The report highlights that there are around 300,000 to 400,000 children infected by HIV in the country. About 100,000 children are in need of treatment for AIDS but most continue to live in areas where they lack access to health care, adequate treatment and face discrimination, exclusion and isolation.

National AIDS Control Programme criticised

The apex body for child rights protection in its report said that the main programme in the country for HIV/AIDS patients, the National AIDS Control Programme (NACP) is not comprehensive. It misses out on critical issues like nutrition, education, livelihood, protection from exploitation, legal aid, shelter, property rights, confidentiality and other welfare services for children suffering from HIV.
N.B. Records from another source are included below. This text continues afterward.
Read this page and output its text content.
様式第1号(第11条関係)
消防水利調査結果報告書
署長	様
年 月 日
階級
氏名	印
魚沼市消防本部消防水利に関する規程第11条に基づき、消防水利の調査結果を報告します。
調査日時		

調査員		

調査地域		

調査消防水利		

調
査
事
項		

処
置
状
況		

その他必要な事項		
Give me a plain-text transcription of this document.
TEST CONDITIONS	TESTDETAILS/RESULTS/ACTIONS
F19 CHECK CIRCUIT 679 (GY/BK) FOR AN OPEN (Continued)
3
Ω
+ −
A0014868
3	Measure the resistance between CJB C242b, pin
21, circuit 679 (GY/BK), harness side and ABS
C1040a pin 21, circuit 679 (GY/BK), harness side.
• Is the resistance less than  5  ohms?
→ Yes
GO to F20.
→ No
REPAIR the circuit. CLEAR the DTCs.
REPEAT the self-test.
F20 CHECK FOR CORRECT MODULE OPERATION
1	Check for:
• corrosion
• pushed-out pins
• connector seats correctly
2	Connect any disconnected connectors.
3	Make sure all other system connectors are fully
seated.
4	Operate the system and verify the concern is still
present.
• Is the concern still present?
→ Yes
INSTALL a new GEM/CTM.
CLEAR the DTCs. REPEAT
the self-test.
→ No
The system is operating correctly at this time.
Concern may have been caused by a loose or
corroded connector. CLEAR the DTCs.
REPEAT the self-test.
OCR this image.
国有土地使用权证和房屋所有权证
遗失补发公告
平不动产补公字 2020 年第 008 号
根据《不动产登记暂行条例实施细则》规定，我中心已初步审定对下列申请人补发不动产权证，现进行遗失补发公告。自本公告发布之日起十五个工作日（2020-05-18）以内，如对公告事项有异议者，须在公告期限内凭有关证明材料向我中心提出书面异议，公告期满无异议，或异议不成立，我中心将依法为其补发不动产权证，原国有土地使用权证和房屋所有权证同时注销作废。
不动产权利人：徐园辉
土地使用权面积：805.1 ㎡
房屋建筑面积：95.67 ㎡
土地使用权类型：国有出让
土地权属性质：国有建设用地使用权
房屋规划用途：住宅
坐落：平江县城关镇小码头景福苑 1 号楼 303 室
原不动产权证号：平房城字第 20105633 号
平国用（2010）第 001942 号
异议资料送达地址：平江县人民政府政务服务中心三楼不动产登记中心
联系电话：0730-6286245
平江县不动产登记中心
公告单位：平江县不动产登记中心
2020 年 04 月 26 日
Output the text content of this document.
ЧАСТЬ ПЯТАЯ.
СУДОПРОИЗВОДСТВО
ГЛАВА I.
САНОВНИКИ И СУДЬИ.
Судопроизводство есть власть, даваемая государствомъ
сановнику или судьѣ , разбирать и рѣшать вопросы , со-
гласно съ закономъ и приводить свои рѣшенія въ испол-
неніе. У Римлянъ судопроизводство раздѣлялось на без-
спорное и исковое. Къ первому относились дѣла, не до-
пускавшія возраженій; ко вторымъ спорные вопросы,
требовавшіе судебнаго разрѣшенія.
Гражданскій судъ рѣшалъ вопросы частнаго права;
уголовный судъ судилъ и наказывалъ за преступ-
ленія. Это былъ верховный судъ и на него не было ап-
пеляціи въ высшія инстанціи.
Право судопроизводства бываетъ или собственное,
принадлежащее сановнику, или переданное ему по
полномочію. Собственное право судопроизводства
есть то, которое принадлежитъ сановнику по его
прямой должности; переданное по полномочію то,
The report also noted that at the institutional level, many times it is seen that there is no stock of Nevirapin, a drug given to newborns to prevent mother to child transmission of HIV. Early infant diagnosis does not happen at several healthcare centres and children coming to centres from remote areas have no mode of transport. Most of the time they have to spend from their own pocket. “Children (under NACP) are beneficiaries of adult-focused programmes. Prevention of paediatric HIV, availability of paediatric care and dosage still remain a challenge,” it stated.

“The recommendations were sent to all the concerned departments like NACO and department of women and child development,” says Shanta Sinha, chairperson, NCPCR. The report was formed after holding public hearings where we found that positive interventions were being done in some states. But states were working independently and were not aware of the work done in the other states, she adds.

The civil society groups working with children with HIV/AIDS feel the suggestions given by NCPCR are utopian. “Who is going to provide these facilities? Even the basic services are not available for children in the country. Children are dying of malnutrition,” says Anjali Gopalan, executive director of Naz Foundation, a non-profit.

She adds, for improving access to care and treatment for children with HIV/AIDS there should be better coordination between the government and civil society. “Government alone cannot reach out to all HIV infected and affected children. All the schemes just need better implementation. Children with HIV/AIDS need no special care than a normal child. They need safe environment, clean water and nutritious food like any other children,” she notes.